The Times, 21 July 2007

Notebook

As I enter middle age (ok, I’m 32. But my generation plans to die in our mid-sixties, because none of us has a pension), I realise that I am becoming predictable. I’d like to think, because I don’t work in an office, and have never owned a suit, that I am a piratical spirit, unbound by convention, one eye better than the other, and with a predilection for parrots; but the truth is, I live a life of ritualistic behaviour, because I like to do the same things over and over again, and get the same outcome. A bit like a lab rat, but without the sugary treats, or the surprise electric shocks. I come from a long line of people who fear change – my grandfather never really came to terms with colour television, and my grandmother used to eye my laptop fearfully, as though it might suddenly shoot out homicidal lightning, like the tetchy Ark of the Covenant in the first Indiana Jones film. In fairness, being Flemish, she would probably have applauded the subsequent melting of Nazis.

Nowhere am I keener to preserve status quo (the situation, not the band) than online. I like Amazon, for example, because when you order a book, they pretty much always send you a book. But I eschew online grocery shopping because of their jaunty belief that it is morally acceptable to substitute mushrooms (the fungal embodiment of evil) for potatoes, (which would never hurt anyone, unless thrown with both force and accuracy.).

I’m more ambivalent towards eBay. Although not a regular user, I’m aware that my life is better for it: it used to be so much harder in the old days to get hold of signed photos of Dick Van Dyke. Plus they score highly on my getting-what-you-asked-for index. You order crime scene tape, send someone a pound, and it arrives the following morning (I needed it for a photoshoot, I should explain. Not an actual crime scene). Admittedly there was then a tiresome email from some hapless policeman, explaining that this was an illegal sale, for which I didn’t have to pay, but he didn’t seem remotely annoyed when I said that I’d sent the money already. Hell, if the facility existed, I’d have sent the seller a tip.

Perhaps that’s what happened in Norfolk earlier this year. A 16-year-old boy ordered a Playstation 2, and two games, from an eBay vendor. The games console arrived, but no games. On the plus side, someone had added €65,400 to the parcel, which would pay for several games. But, very sensibly (and I’m using ‘sensibly’ there to mean ‘legally’), the boy didn’t race to the shops to buy 2,200 games; he instead told his parents. They contacted the police, who are now trying to trace the owner of the cash, with the assistance of eBay, who heroically pointed out that their website was really a very good place to pick up a bargain.
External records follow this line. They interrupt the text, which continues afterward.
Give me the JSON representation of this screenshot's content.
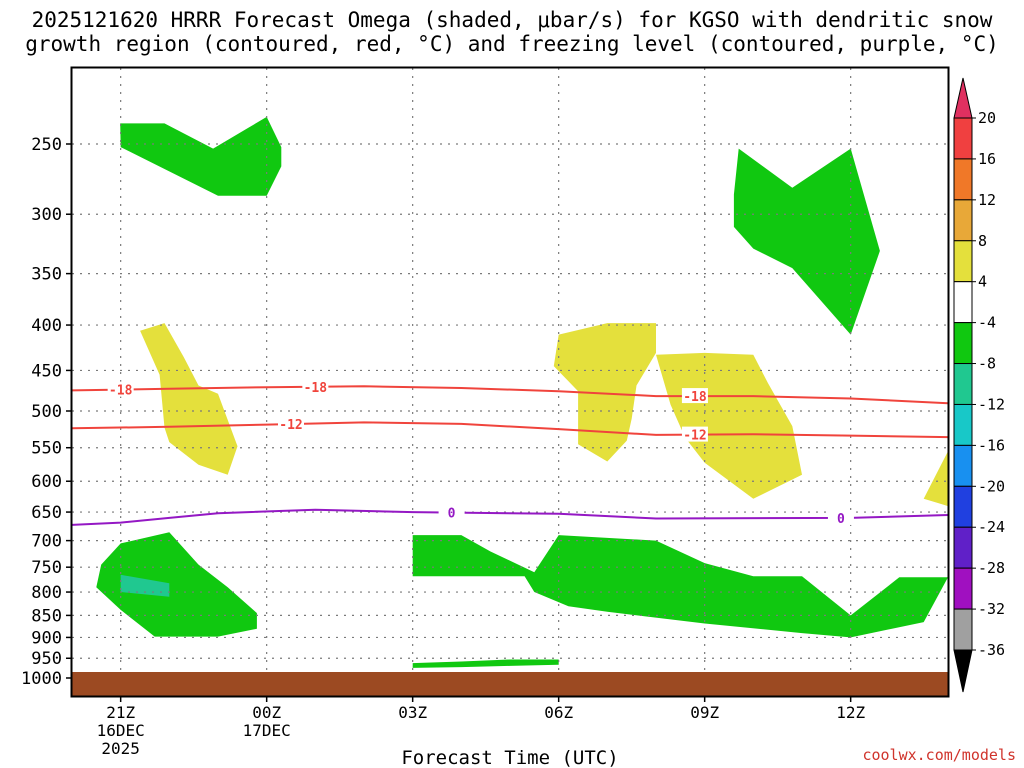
{
  "title_line1": "2025121620 HRRR Forecast Omega (shaded, μbar/s) for KGSO with dendritic snow",
  "title_line2": "growth region (contoured, red, °C) and freezing level (contoured, purple, °C)",
  "credit": "coolwx.com/models",
  "chart_data": {
    "type": "time-height cross section",
    "title": "2025121620 HRRR Forecast Omega (shaded, μbar/s) for KGSO with dendritic snow growth region (contoured, red, °C) and freezing level (contoured, purple, °C)",
    "xlabel": "Forecast Time (UTC)",
    "ylabel": "",
    "x_unit": "forecast hour from 20Z 16 Dec 2025",
    "y_unit": "hPa",
    "y_scale": "log-pressure (inverted)",
    "xlim": [
      0,
      18
    ],
    "ylim": [
      1000,
      200
    ],
    "grid": true,
    "x_ticks": [
      {
        "x": 1,
        "label": "21Z",
        "sub1": "16DEC",
        "sub2": "2025"
      },
      {
        "x": 4,
        "label": "00Z",
        "sub1": "17DEC",
        "sub2": ""
      },
      {
        "x": 7,
        "label": "03Z",
        "sub1": "",
        "sub2": ""
      },
      {
        "x": 10,
        "label": "06Z",
        "sub1": "",
        "sub2": ""
      },
      {
        "x": 13,
        "label": "09Z",
        "sub1": "",
        "sub2": ""
      },
      {
        "x": 16,
        "label": "12Z",
        "sub1": "",
        "sub2": ""
      }
    ],
    "y_ticks": [
      250,
      300,
      350,
      400,
      450,
      500,
      550,
      600,
      650,
      700,
      750,
      800,
      850,
      900,
      950,
      1000
    ],
    "colorbar": {
      "unit": "μbar/s",
      "labels": [
        20,
        16,
        12,
        8,
        4,
        -4,
        -8,
        -12,
        -16,
        -20,
        -24,
        -28,
        -32,
        -36
      ],
      "bands": [
        {
          "color": "#e03060",
          "range": "> 20"
        },
        {
          "color": "#f04040",
          "range": "16 to 20"
        },
        {
          "color": "#f07828",
          "range": "12 to 16"
        },
        {
          "color": "#e8a838",
          "range": "8 to 12"
        },
        {
          "color": "#e4e03c",
          "range": "4 to 8"
        },
        {
          "color": "#ffffff",
          "range": "-4 to 4"
        },
        {
          "color": "#10c810",
          "range": "-8 to -4"
        },
        {
          "color": "#20c890",
          "range": "-12 to -8"
        },
        {
          "color": "#18c8c8",
          "range": "-16 to -12"
        },
        {
          "color": "#1890f0",
          "range": "-20 to -16"
        },
        {
          "color": "#2040e0",
          "range": "-24 to -20"
        },
        {
          "color": "#6020c8",
          "range": "-28 to -24"
        },
        {
          "color": "#a010c0",
          "range": "-32 to -28"
        },
        {
          "color": "#a0a0a0",
          "range": "-36 to -32"
        },
        {
          "color": "#000000",
          "range": "< -36"
        }
      ]
    },
    "shaded_regions": [
      {
        "fill": "#10c810",
        "value": "-4 to -8",
        "points": [
          [
            0.99,
            237
          ],
          [
            1.9,
            237
          ],
          [
            2.9,
            253
          ],
          [
            4.0,
            233
          ],
          [
            4.3,
            252
          ],
          [
            4.3,
            265
          ],
          [
            4.0,
            286
          ],
          [
            3.0,
            286
          ],
          [
            1.0,
            252
          ]
        ]
      },
      {
        "fill": "#10c810",
        "value": "-4 to -8",
        "points": [
          [
            13.7,
            253
          ],
          [
            14.8,
            280
          ],
          [
            16.0,
            253
          ],
          [
            16.6,
            330
          ],
          [
            16.0,
            410
          ],
          [
            14.8,
            345
          ],
          [
            14.0,
            328
          ],
          [
            13.6,
            310
          ],
          [
            13.6,
            285
          ]
        ]
      },
      {
        "fill": "#10c810",
        "value": "-4 to -8",
        "points": [
          [
            1.0,
            705
          ],
          [
            2.0,
            685
          ],
          [
            2.6,
            745
          ],
          [
            3.2,
            790
          ],
          [
            3.8,
            845
          ],
          [
            3.8,
            880
          ],
          [
            3.0,
            898
          ],
          [
            1.7,
            898
          ],
          [
            1.0,
            838
          ],
          [
            0.5,
            790
          ],
          [
            0.6,
            745
          ]
        ]
      },
      {
        "fill": "#20c890",
        "value": "-8 to -12",
        "points": [
          [
            1.0,
            765
          ],
          [
            2.0,
            782
          ],
          [
            2.0,
            810
          ],
          [
            1.0,
            800
          ]
        ]
      },
      {
        "fill": "#10c810",
        "value": "-4 to -8",
        "points": [
          [
            7.0,
            690
          ],
          [
            8.0,
            690
          ],
          [
            8.6,
            720
          ],
          [
            9.5,
            760
          ],
          [
            10.0,
            690
          ],
          [
            12.0,
            700
          ],
          [
            13.0,
            742
          ],
          [
            14.0,
            768
          ],
          [
            15.0,
            768
          ],
          [
            16.0,
            850
          ],
          [
            17.0,
            770
          ],
          [
            18.0,
            770
          ],
          [
            17.5,
            865
          ],
          [
            16.0,
            900
          ],
          [
            15.0,
            890
          ],
          [
            13.0,
            868
          ],
          [
            11.0,
            842
          ],
          [
            10.2,
            830
          ],
          [
            9.5,
            800
          ],
          [
            9.3,
            768
          ],
          [
            7.0,
            768
          ]
        ]
      },
      {
        "fill": "#10c810",
        "value": "-4 to -8",
        "points": [
          [
            7.0,
            962
          ],
          [
            8.0,
            958
          ],
          [
            9.0,
            953
          ],
          [
            10.0,
            953
          ],
          [
            10.0,
            966
          ],
          [
            9.0,
            969
          ],
          [
            8.0,
            972
          ],
          [
            7.0,
            974
          ]
        ]
      },
      {
        "fill": "#e4e03c",
        "value": "4 to 8",
        "points": [
          [
            1.4,
            406
          ],
          [
            1.9,
            398
          ],
          [
            2.3,
            435
          ],
          [
            2.6,
            468
          ],
          [
            3.0,
            478
          ],
          [
            3.4,
            548
          ],
          [
            3.2,
            590
          ],
          [
            2.6,
            575
          ],
          [
            2.0,
            542
          ],
          [
            1.9,
            522
          ],
          [
            1.8,
            455
          ]
        ]
      },
      {
        "fill": "#e4e03c",
        "value": "4 to 8",
        "points": [
          [
            10.0,
            410
          ],
          [
            11.0,
            398
          ],
          [
            12.0,
            398
          ],
          [
            12.0,
            430
          ],
          [
            11.6,
            468
          ],
          [
            11.5,
            510
          ],
          [
            11.4,
            540
          ],
          [
            11.0,
            570
          ],
          [
            10.4,
            545
          ],
          [
            10.4,
            475
          ],
          [
            9.9,
            445
          ]
        ]
      },
      {
        "fill": "#e4e03c",
        "value": "4 to 8",
        "points": [
          [
            12.0,
            432
          ],
          [
            13.0,
            430
          ],
          [
            14.0,
            432
          ],
          [
            14.3,
            465
          ],
          [
            14.8,
            520
          ],
          [
            15.0,
            590
          ],
          [
            14.0,
            628
          ],
          [
            13.0,
            572
          ],
          [
            12.6,
            536
          ],
          [
            12.3,
            492
          ]
        ]
      },
      {
        "fill": "#e4e03c",
        "value": "4 to 8",
        "points": [
          [
            18.0,
            555
          ],
          [
            17.5,
            628
          ],
          [
            17.8,
            635
          ],
          [
            18.0,
            640
          ]
        ]
      }
    ],
    "series": [
      {
        "name": "-18",
        "color": "#f0443c",
        "points": [
          [
            0,
            474
          ],
          [
            2,
            472
          ],
          [
            4,
            470
          ],
          [
            6,
            469
          ],
          [
            8,
            471
          ],
          [
            10,
            475
          ],
          [
            12,
            481
          ],
          [
            14,
            481
          ],
          [
            16,
            484
          ],
          [
            18,
            490
          ]
        ]
      },
      {
        "name": "-12",
        "color": "#f0443c",
        "points": [
          [
            0,
            523
          ],
          [
            2,
            521
          ],
          [
            4,
            518
          ],
          [
            6,
            515
          ],
          [
            8,
            517
          ],
          [
            10,
            524
          ],
          [
            12,
            532
          ],
          [
            14,
            531
          ],
          [
            16,
            533
          ],
          [
            18,
            535
          ]
        ]
      },
      {
        "name": "0",
        "color": "#9418c4",
        "points": [
          [
            0,
            672
          ],
          [
            1,
            668
          ],
          [
            2,
            660
          ],
          [
            3,
            652
          ],
          [
            5,
            646
          ],
          [
            7,
            650
          ],
          [
            10,
            653
          ],
          [
            12,
            661
          ],
          [
            16,
            660
          ],
          [
            18,
            655
          ]
        ]
      }
    ]
  }
}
Which bit of this story do you find most bizarre? Is it the fact that the police were alerted on March 20, and that eBay presumably had the vendor’s address - electronic or real - and/or bank data, but after four months, no-one’s found him? Is it the part where a teenage boy, on receiving 44,000 unexpected pounds through the post, told has parents, instead of shrieking, ‘I’m rich! Stinking bally well rich!’, and emigrating to Rio? I think for me it’s the tableau of a vicious gangster asking his elderly, short-sighted mother to post a parcel for him, because he’s just too busy extorting shopkeepers and being known as Scissors McCready to do it himself, and her gazing vaguely around the room, then thinking that funny old monopoly money would be the ideal packaging material. Lucky they love their mothers, or aged Mrs McCready would currently be swimming with the fishes.

But if eBay is behaving unexpectedly, it has nothing on Facebook, which this week has transmogrified from social network to crimebuster. Oxford University has set its proctors to trawl around the site, finding photos of student misdemeanours, and fining them for, amongst other things, being covered in shaving foam (while not actively shaving). This costs you a mighty £70. I’m not sure what the fine is for being fully shaven, probably £80 at the very least. The Student Union is predictably incensed at the invasion of privacy, having bafflingly failed to grasp that the internet is a pretty public place, and that one might more successfully avoid detection if one placed photographs of oneself misbehaving in, for example, a bin instead. One student expressed her astonishment that staff were being paid to sit around, surfing the net all day. Proving that in spite of their prodigious learning, students know almost nothing of the world of paid employment. At least that was predictable.